No podía ser otra cosa, se dijo Jessica, que el fabuloso cuchillo crys de Arrakis, la hoja que nunca había salido de aquel planeta y que en otras partes sólo era un rumor y un misterio.

—Es un crys —dijo.

—No lo pronunciéis con ligereza —dijo Mapes—. ¿Sabéis el significado de este nombre?

Y Jessica pensó: Esta es una pregunta de doble filo. Aquí está la razón por la cual esta Fremen ha querido servir conmigo, tenía que hacerme esta pregunta. Mi respuesta puede precipitar la violencia o… ¿qué? Exige una respuesta de mi parte: el significado de este cuchillo. La llaman la Shadout en lengua chakobsa, el cuchillo es el «hacedor de muerte». Se está impacientando. Tengo que responder ya. Retardar la respuesta es tan peligroso como una respuesta falsa.

—Es un hacedor… —dijo.

—¡Aiiiieeeeeee! —gritó Mapes. Era un sonido de dolor y de alivio. Temblaba tan violentamente que la hoja del cuchillo creaba reflejos por toda la estancia. Jessica esperaba, inmóvil. Iba a decir que el cuchillo era un hacedor de muerte y a añadir la antigua palabra, pero ahora todos los sentidos la advertían, con la intensidad de su adiestramiento capaz de revelar el significado del menor estremecimiento muscular. La palabra clave era… hacedor.

¿Hacedor? Hacedor.

Sin embargo, Mapes empuñaba el cuchillo como si estuviera dispuesta a usarlo.

—¿Cómo has podido pensar —dijo Jessica— que yo, conociendo los misterios de la Gran Madre, no iba a conocer el Hacedor?

Mapes bajó el cuchillo.

—Mi Dama, cuando uno ha vivido tanto tiempo con la profecía, el momento de la revelación es un shock.

Jessica pensó en la profecía… el Shari-a y toda la panoplia propheticus; una Bene Gesserit de la Missionaria Protectiva había sido enviada allí muchos siglos antes; había muerto hacía ya mucho, no cabía ninguna duda de ello, pero había cumplido sus propósitos: las leyendas protectoras sólidamente implantadas en aquel pueblo para el día en que una Bene Gesserit tuviera necesidad de ellas.

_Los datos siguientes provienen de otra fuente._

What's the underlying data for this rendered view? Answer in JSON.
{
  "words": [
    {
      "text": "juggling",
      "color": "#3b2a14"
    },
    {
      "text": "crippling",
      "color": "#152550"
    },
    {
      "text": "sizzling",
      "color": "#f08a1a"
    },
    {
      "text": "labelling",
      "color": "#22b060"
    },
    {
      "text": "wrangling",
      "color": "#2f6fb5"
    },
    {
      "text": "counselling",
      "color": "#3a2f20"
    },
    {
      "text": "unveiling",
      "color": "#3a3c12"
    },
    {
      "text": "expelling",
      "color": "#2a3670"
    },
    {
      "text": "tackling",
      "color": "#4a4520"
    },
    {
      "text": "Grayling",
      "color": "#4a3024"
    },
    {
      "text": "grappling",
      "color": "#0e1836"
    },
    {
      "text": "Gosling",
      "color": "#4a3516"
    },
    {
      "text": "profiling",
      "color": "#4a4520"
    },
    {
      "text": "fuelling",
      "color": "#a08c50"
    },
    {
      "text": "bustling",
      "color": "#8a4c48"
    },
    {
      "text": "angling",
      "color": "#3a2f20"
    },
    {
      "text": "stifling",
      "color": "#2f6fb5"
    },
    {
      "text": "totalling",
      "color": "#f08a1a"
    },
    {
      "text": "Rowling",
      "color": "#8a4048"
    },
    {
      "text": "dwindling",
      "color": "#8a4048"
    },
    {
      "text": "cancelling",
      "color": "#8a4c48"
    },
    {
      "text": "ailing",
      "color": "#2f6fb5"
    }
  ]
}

Bien, el día había llegado.

Mapes volvió el cuchillo a su funda y dijo:

—Esta es una hoja inestable, mi Dama. Llevadla siempre con vos. Si permanece más de una semana lejos de la carne, empezará a desintegrarse. Es un diente de shai-hulud, permanecerá con vos durante todo el tiempo que dure vuestra vida. Jessica tendió su mano derecha y se arriesgó a decir:

—Mapes, has devuelto la hoja a su funda sin que estuviera marcada por la sangre. Con una ahogada exclamación, Mapes puso el enfundado cuchillo en la mano de Jessica y desgarró su corpiño, diciendo:

—¡Tomad el agua de mi vida!

Jessica extrajo la hoja de su funda. ¡Cómo relucía! La apuntó directamente hacia Mapes, y vio en sus ojos un pánico más grande que la muerte.

¿Un veneno en la punta?, se preguntó Jessica. Alzó la hoja, trazando un delicado arañazo en el seno izquierdo de Mapes con el lado de la hoja. Surgieron unas pocas gotas de sangre que se detuvieron casi inmediatamente. Coagulación ultrarrápida, pensó Jessica. ¿Una mutación para conservar la humedad del cuerpo?

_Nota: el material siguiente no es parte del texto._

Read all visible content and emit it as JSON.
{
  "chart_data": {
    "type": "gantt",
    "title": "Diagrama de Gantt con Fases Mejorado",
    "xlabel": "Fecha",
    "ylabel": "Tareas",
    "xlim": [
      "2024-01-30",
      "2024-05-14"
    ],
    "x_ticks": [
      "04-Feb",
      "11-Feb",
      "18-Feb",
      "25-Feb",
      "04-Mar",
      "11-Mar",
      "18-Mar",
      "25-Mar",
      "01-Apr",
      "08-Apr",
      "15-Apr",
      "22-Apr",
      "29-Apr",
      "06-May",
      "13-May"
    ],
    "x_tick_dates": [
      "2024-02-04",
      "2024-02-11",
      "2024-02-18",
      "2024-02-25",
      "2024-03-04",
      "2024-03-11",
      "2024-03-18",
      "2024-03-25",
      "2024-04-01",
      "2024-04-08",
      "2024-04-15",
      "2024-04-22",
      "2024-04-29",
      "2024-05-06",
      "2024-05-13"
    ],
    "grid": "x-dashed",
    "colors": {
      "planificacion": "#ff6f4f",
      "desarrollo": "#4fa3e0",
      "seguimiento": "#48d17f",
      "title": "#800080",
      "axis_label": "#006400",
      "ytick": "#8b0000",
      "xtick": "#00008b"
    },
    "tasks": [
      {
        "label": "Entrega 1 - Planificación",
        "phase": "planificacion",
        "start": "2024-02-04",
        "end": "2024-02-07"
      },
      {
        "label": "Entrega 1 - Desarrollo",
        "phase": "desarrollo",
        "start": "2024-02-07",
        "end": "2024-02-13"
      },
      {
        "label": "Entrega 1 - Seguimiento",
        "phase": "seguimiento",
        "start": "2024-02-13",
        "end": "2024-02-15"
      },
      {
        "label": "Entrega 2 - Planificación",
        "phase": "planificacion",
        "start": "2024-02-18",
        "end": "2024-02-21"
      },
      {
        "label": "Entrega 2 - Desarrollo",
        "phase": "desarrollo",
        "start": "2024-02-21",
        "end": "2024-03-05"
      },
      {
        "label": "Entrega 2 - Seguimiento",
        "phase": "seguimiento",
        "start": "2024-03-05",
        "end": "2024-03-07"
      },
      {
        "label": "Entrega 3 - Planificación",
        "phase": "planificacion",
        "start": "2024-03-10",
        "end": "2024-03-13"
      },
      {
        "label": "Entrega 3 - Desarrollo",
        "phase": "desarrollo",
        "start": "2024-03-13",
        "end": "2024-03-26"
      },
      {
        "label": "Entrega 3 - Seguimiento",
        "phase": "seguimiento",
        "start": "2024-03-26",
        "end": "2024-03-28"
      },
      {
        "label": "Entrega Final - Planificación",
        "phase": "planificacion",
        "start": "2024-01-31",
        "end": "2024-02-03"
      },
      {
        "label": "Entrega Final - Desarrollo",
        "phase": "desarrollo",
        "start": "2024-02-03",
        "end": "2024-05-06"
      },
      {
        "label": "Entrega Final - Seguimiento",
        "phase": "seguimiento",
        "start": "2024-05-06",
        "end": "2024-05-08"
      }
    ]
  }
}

Metió de nuevo la hoja en su funda y dijo:

—Abotona tu vestido, Mapes.

Mapes obedeció, temblando. Sus ojos sin blanco miraban fijamente a Jessica.

—Vos sois de los nuestros —murmuró—. Vos sois Ella.

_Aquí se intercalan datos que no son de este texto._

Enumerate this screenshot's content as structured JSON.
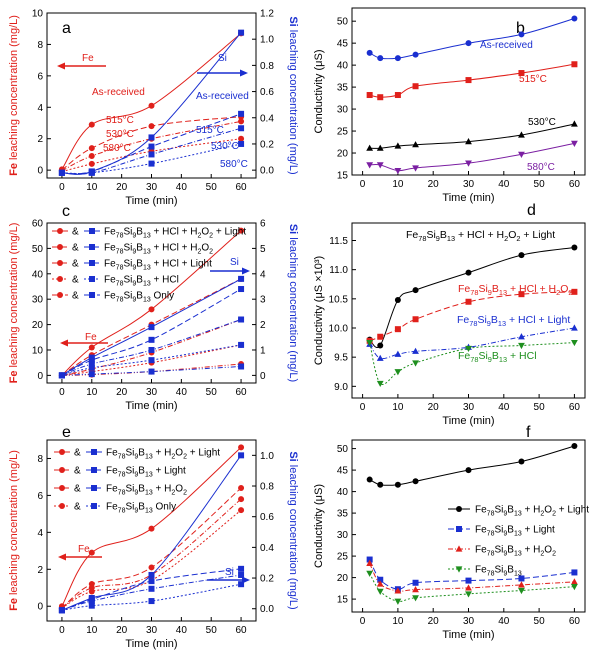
{
  "chart_data": [
    {
      "panel": "a",
      "type": "line",
      "xlabel": "Time (min)",
      "ylabel_left_bold": "Fe",
      "ylabel_left_rest": " leaching concentration (mg/L)",
      "ylabel_right_bold": "Si",
      "ylabel_right_rest": " leaching concentration (mg/L)",
      "xlim": [
        -5,
        65
      ],
      "ylim_left": [
        -0.5,
        10
      ],
      "ylim_right": [
        -0.06,
        1.2
      ],
      "xticks": [
        "0",
        "10",
        "20",
        "30",
        "40",
        "50",
        "60"
      ],
      "yticks_left": [
        "0",
        "2",
        "4",
        "6",
        "8",
        "10"
      ],
      "yticks_right": [
        "0.0",
        "0.2",
        "0.4",
        "0.6",
        "0.8",
        "1.0",
        "1.2"
      ],
      "annotations": [
        {
          "text": "Fe",
          "color": "#e0201b"
        },
        {
          "text": "Si",
          "color": "#1a2fd0"
        },
        {
          "text": "As-received",
          "color": "#e0201b"
        },
        {
          "text": "515°C",
          "color": "#e0201b"
        },
        {
          "text": "530°C",
          "color": "#e0201b"
        },
        {
          "text": "580°C",
          "color": "#e0201b"
        },
        {
          "text": "515°C",
          "color": "#1a2fd0"
        },
        {
          "text": "As-received",
          "color": "#1a2fd0"
        },
        {
          "text": "530°C",
          "color": "#1a2fd0"
        },
        {
          "text": "580°C",
          "color": "#1a2fd0"
        }
      ],
      "series": [
        {
          "name": "As-received",
          "axis": "left",
          "marker": "circle",
          "x": [
            0,
            10,
            30,
            60
          ],
          "y": [
            0.05,
            2.9,
            4.1,
            8.7
          ]
        },
        {
          "name": "515°C",
          "axis": "left",
          "marker": "circle",
          "x": [
            0,
            10,
            30,
            60
          ],
          "y": [
            0.0,
            1.4,
            2.8,
            3.4
          ]
        },
        {
          "name": "530°C",
          "axis": "left",
          "marker": "circle",
          "x": [
            0,
            10,
            30,
            60
          ],
          "y": [
            -0.05,
            0.9,
            2.0,
            3.1
          ]
        },
        {
          "name": "580°C",
          "axis": "left",
          "marker": "circle",
          "x": [
            0,
            10,
            30,
            60
          ],
          "y": [
            -0.1,
            0.4,
            1.2,
            2.0
          ]
        },
        {
          "name": "As-received",
          "axis": "right",
          "marker": "square",
          "x": [
            0,
            10,
            30,
            60
          ],
          "y": [
            -0.02,
            -0.01,
            0.25,
            1.05
          ]
        },
        {
          "name": "515°C",
          "axis": "right",
          "marker": "square",
          "x": [
            0,
            10,
            30,
            60
          ],
          "y": [
            -0.02,
            -0.01,
            0.18,
            0.43
          ]
        },
        {
          "name": "530°C",
          "axis": "right",
          "marker": "square",
          "x": [
            0,
            10,
            30,
            60
          ],
          "y": [
            -0.02,
            -0.02,
            0.12,
            0.32
          ]
        },
        {
          "name": "580°C",
          "axis": "right",
          "marker": "square",
          "x": [
            0,
            10,
            30,
            60
          ],
          "y": [
            -0.02,
            -0.02,
            0.05,
            0.2
          ]
        }
      ]
    },
    {
      "panel": "b",
      "type": "line",
      "xlabel": "Time (min)",
      "ylabel": "Conductivity (μS)",
      "xlim": [
        -3,
        63
      ],
      "ylim": [
        15,
        53
      ],
      "xticks": [
        "0",
        "10",
        "20",
        "30",
        "40",
        "50",
        "60"
      ],
      "yticks": [
        "15",
        "20",
        "25",
        "30",
        "35",
        "40",
        "45",
        "50"
      ],
      "series": [
        {
          "name": "As-received",
          "color": "#1a2fd0",
          "marker": "circle",
          "x": [
            2,
            5,
            10,
            15,
            30,
            45,
            60
          ],
          "y": [
            42.8,
            41.6,
            41.6,
            42.4,
            45.0,
            47.0,
            50.6
          ]
        },
        {
          "name": "515°C",
          "color": "#e0201b",
          "marker": "square",
          "x": [
            2,
            5,
            10,
            15,
            30,
            45,
            60
          ],
          "y": [
            33.2,
            32.7,
            33.2,
            35.2,
            36.6,
            38.2,
            40.2
          ]
        },
        {
          "name": "530°C",
          "color": "#000000",
          "marker": "triangle",
          "x": [
            2,
            5,
            10,
            15,
            30,
            45,
            60
          ],
          "y": [
            21.1,
            21.1,
            21.6,
            21.9,
            22.6,
            24.1,
            26.6
          ]
        },
        {
          "name": "580°C",
          "color": "#7b1fa2",
          "marker": "triangle-down",
          "x": [
            2,
            5,
            10,
            15,
            30,
            45,
            60
          ],
          "y": [
            17.3,
            17.3,
            16.0,
            16.6,
            17.7,
            19.7,
            22.2
          ]
        }
      ]
    },
    {
      "panel": "c",
      "type": "line",
      "xlabel": "Time (min)",
      "ylabel_left_bold": "Fe",
      "ylabel_left_rest": " leaching concentration (mg/L)",
      "ylabel_right_bold": "Si",
      "ylabel_right_rest": " leaching concentration (mg/L)",
      "xlim": [
        -5,
        65
      ],
      "ylim_left": [
        -3,
        60
      ],
      "ylim_right": [
        -0.3,
        6
      ],
      "xticks": [
        "0",
        "10",
        "20",
        "30",
        "40",
        "50",
        "60"
      ],
      "yticks_left": [
        "0",
        "10",
        "20",
        "30",
        "40",
        "50",
        "60"
      ],
      "yticks_right": [
        "0",
        "1",
        "2",
        "3",
        "4",
        "5",
        "6"
      ],
      "legend": [
        "Fe78Si9B13 + HCl + H2O2 + Light",
        "Fe78Si9B13 + HCl + H2O2",
        "Fe78Si9B13 + HCl + Light",
        "Fe78Si9B13 + HCl",
        "Fe78Si9B13 Only"
      ],
      "annotations": [
        {
          "text": "Fe",
          "color": "#e0201b"
        },
        {
          "text": "Si",
          "color": "#1a2fd0"
        }
      ],
      "series": [
        {
          "name": "Fe78Si9B13 + HCl + H2O2 + Light",
          "axis": "left",
          "x": [
            0,
            10,
            30,
            60
          ],
          "y": [
            0,
            11,
            26,
            57
          ]
        },
        {
          "name": "Fe78Si9B13 + HCl + H2O2",
          "axis": "left",
          "x": [
            0,
            10,
            30,
            60
          ],
          "y": [
            0,
            8,
            20,
            38
          ]
        },
        {
          "name": "Fe78Si9B13 + HCl + Light",
          "axis": "left",
          "x": [
            0,
            10,
            30,
            60
          ],
          "y": [
            0,
            2.5,
            9,
            22
          ]
        },
        {
          "name": "Fe78Si9B13 + HCl",
          "axis": "left",
          "x": [
            0,
            10,
            30,
            60
          ],
          "y": [
            0,
            1.5,
            5,
            12
          ]
        },
        {
          "name": "Fe78Si9B13 Only",
          "axis": "left",
          "x": [
            0,
            10,
            30,
            60
          ],
          "y": [
            0,
            0.3,
            1.5,
            4.5
          ]
        },
        {
          "name": "Fe78Si9B13 + HCl + H2O2 + Light",
          "axis": "right",
          "x": [
            0,
            10,
            30,
            60
          ],
          "y": [
            0,
            0.7,
            1.9,
            3.8
          ]
        },
        {
          "name": "Fe78Si9B13 + HCl + H2O2",
          "axis": "right",
          "x": [
            0,
            10,
            30,
            60
          ],
          "y": [
            0,
            0.6,
            1.4,
            3.4
          ]
        },
        {
          "name": "Fe78Si9B13 + HCl + Light",
          "axis": "right",
          "x": [
            0,
            10,
            30,
            60
          ],
          "y": [
            0,
            0.45,
            1.0,
            2.2
          ]
        },
        {
          "name": "Fe78Si9B13 + HCl",
          "axis": "right",
          "x": [
            0,
            10,
            30,
            60
          ],
          "y": [
            0,
            0.3,
            0.6,
            1.2
          ]
        },
        {
          "name": "Fe78Si9B13 Only",
          "axis": "right",
          "x": [
            0,
            10,
            30,
            60
          ],
          "y": [
            0,
            0.05,
            0.15,
            0.35
          ]
        }
      ]
    },
    {
      "panel": "d",
      "type": "line",
      "xlabel": "Time (min)",
      "ylabel": "Conductivity (μS ×10³)",
      "xlim": [
        -3,
        63
      ],
      "ylim": [
        8.8,
        11.8
      ],
      "xticks": [
        "0",
        "10",
        "20",
        "30",
        "40",
        "50",
        "60"
      ],
      "yticks": [
        "9.0",
        "9.5",
        "10.0",
        "10.5",
        "11.0",
        "11.5"
      ],
      "series": [
        {
          "name": "Fe78Si9B13 + HCl + H2O2 + Light",
          "color": "#000000",
          "marker": "circle",
          "x": [
            2,
            5,
            10,
            15,
            30,
            45,
            60
          ],
          "y": [
            9.8,
            9.7,
            10.48,
            10.65,
            10.95,
            11.25,
            11.38
          ]
        },
        {
          "name": "Fe78Si9B13 + HCl + H2O2",
          "color": "#e0201b",
          "marker": "square",
          "x": [
            2,
            5,
            10,
            15,
            30,
            45,
            60
          ],
          "y": [
            9.78,
            9.85,
            9.98,
            10.15,
            10.45,
            10.58,
            10.62
          ]
        },
        {
          "name": "Fe78Si9B13 + HCl + Light",
          "color": "#1a2fd0",
          "marker": "triangle",
          "x": [
            2,
            5,
            10,
            15,
            30,
            45,
            60
          ],
          "y": [
            9.72,
            9.48,
            9.55,
            9.6,
            9.67,
            9.85,
            10.0
          ]
        },
        {
          "name": "Fe78Si9B13 + HCl",
          "color": "#1e8f1e",
          "marker": "triangle-down",
          "x": [
            2,
            5,
            10,
            15,
            30,
            45,
            60
          ],
          "y": [
            9.75,
            9.05,
            9.25,
            9.4,
            9.65,
            9.7,
            9.75
          ]
        }
      ]
    },
    {
      "panel": "e",
      "type": "line",
      "xlabel": "Time (min)",
      "ylabel_left_bold": "Fe",
      "ylabel_left_rest": " leaching concentration (mg/L)",
      "ylabel_right_bold": "Si",
      "ylabel_right_rest": " leaching concentration (mg/L)",
      "xlim": [
        -5,
        65
      ],
      "ylim_left": [
        -0.8,
        9
      ],
      "ylim_right": [
        -0.08,
        1.1
      ],
      "xticks": [
        "0",
        "10",
        "20",
        "30",
        "40",
        "50",
        "60"
      ],
      "yticks_left": [
        "0",
        "2",
        "4",
        "6",
        "8"
      ],
      "yticks_right": [
        "0.0",
        "0.2",
        "0.4",
        "0.6",
        "0.8",
        "1.0"
      ],
      "legend": [
        "Fe78Si9B13 + H2O2 + Light",
        "Fe78Si9B13 + Light",
        "Fe78Si9B13 + H2O2",
        "Fe78Si9B13 Only"
      ],
      "annotations": [
        {
          "text": "Fe",
          "color": "#e0201b"
        },
        {
          "text": "Si",
          "color": "#1a2fd0"
        }
      ],
      "series": [
        {
          "name": "Fe78Si9B13 + H2O2 + Light",
          "axis": "left",
          "x": [
            0,
            10,
            30,
            60
          ],
          "y": [
            0,
            2.9,
            4.2,
            8.6
          ]
        },
        {
          "name": "Fe78Si9B13 + Light",
          "axis": "left",
          "x": [
            0,
            10,
            30,
            60
          ],
          "y": [
            -0.1,
            1.2,
            2.1,
            6.4
          ]
        },
        {
          "name": "Fe78Si9B13 + H2O2",
          "axis": "left",
          "x": [
            0,
            10,
            30,
            60
          ],
          "y": [
            -0.1,
            1.0,
            1.7,
            5.8
          ]
        },
        {
          "name": "Fe78Si9B13 Only",
          "axis": "left",
          "x": [
            0,
            10,
            30,
            60
          ],
          "y": [
            -0.1,
            0.8,
            1.4,
            5.2
          ]
        },
        {
          "name": "Fe78Si9B13 + H2O2 + Light",
          "axis": "right",
          "x": [
            0,
            10,
            30,
            60
          ],
          "y": [
            -0.01,
            0.07,
            0.22,
            1.0
          ]
        },
        {
          "name": "Fe78Si9B13 + Light",
          "axis": "right",
          "x": [
            0,
            10,
            30,
            60
          ],
          "y": [
            -0.01,
            0.06,
            0.18,
            0.26
          ]
        },
        {
          "name": "Fe78Si9B13 + H2O2",
          "axis": "right",
          "x": [
            0,
            10,
            30,
            60
          ],
          "y": [
            -0.01,
            0.05,
            0.13,
            0.22
          ]
        },
        {
          "name": "Fe78Si9B13 Only",
          "axis": "right",
          "x": [
            0,
            10,
            30,
            60
          ],
          "y": [
            -0.01,
            0.02,
            0.05,
            0.16
          ]
        }
      ]
    },
    {
      "panel": "f",
      "type": "line",
      "xlabel": "Time (min)",
      "ylabel": "Conductivity (μS)",
      "xlim": [
        -3,
        63
      ],
      "ylim": [
        12,
        52
      ],
      "xticks": [
        "0",
        "10",
        "20",
        "30",
        "40",
        "50",
        "60"
      ],
      "yticks": [
        "15",
        "20",
        "25",
        "30",
        "35",
        "40",
        "45",
        "50"
      ],
      "legend": [
        "Fe78Si9B13 + H2O2 + Light",
        "Fe78Si9B13 + Light",
        "Fe78Si9B13 + H2O2",
        "Fe78Si9B13"
      ],
      "series": [
        {
          "name": "Fe78Si9B13 + H2O2 + Light",
          "color": "#000000",
          "marker": "circle",
          "x": [
            2,
            5,
            10,
            15,
            30,
            45,
            60
          ],
          "y": [
            42.8,
            41.6,
            41.6,
            42.4,
            45.0,
            47.0,
            50.6
          ]
        },
        {
          "name": "Fe78Si9B13 + Light",
          "color": "#1a2fd0",
          "marker": "square",
          "x": [
            2,
            5,
            10,
            15,
            30,
            45,
            60
          ],
          "y": [
            24.2,
            19.5,
            17.3,
            18.8,
            19.3,
            19.8,
            21.2
          ]
        },
        {
          "name": "Fe78Si9B13 + H2O2",
          "color": "#e0201b",
          "marker": "triangle",
          "x": [
            2,
            5,
            10,
            15,
            30,
            45,
            60
          ],
          "y": [
            23.3,
            18.5,
            16.9,
            17.2,
            17.6,
            18.3,
            19.0
          ]
        },
        {
          "name": "Fe78Si9B13",
          "color": "#1e8f1e",
          "marker": "triangle-down",
          "x": [
            2,
            5,
            10,
            15,
            30,
            45,
            60
          ],
          "y": [
            21.0,
            16.8,
            14.5,
            15.3,
            16.2,
            17.0,
            17.9
          ]
        }
      ]
    }
  ],
  "colors": {
    "fe": "#e0201b",
    "si": "#1a2fd0"
  }
}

En la entrada se oyó de nuevo el ruido de descargar bultos. Mapes tomó el cuchillo envainado y lo deslizó en el corpiño de Jessica.

—¡Cualquiera que vea esa hoja debe ser purificado o muerto! —gruñó—. ¡Vos lo sabéis, mi Dama!

Acabo de saberlo ahora, pensó Jessica.

Los descargadores, allá afuera, se marcharon sin pasar por la Gran Sala. Mapes recuperó su compostura y dijo:

—Aquel que es impuro y ha visto un crys no puede abandonar vivo Arrakis. No olvidéis esto, mi Dama. Os ha sido confiado un crys —hizo una profunda inspiración—. Ahora las cosas deben seguir su curso. No se puede apresurar nada. —Paseó su mirada por las cajas y paquetes apilados a su alrededor—. Y aquí hay mucho trabajo para dejar pasar el tiempo.

Jessica vaciló. «Las cosas deben seguir su curso». Una frase típica que prove nía directamente de las reservas de conjuros de la Missionaria Protectiva… La venida de la Reverenda Madre que os liberará.

Pero yo no soy una Reverenda Madre, pensó Jessica. Y luego: ¡Gran Madre! ¡Este mundo debe ser horrible para que hayamos tenido que implantar esto!

—¿Qué es lo primero que deseáis que haga, mi Dama? —dijo Mapes con voz tranquila.

El instinto empujó a Jessica a responder, con el mismo tono casual.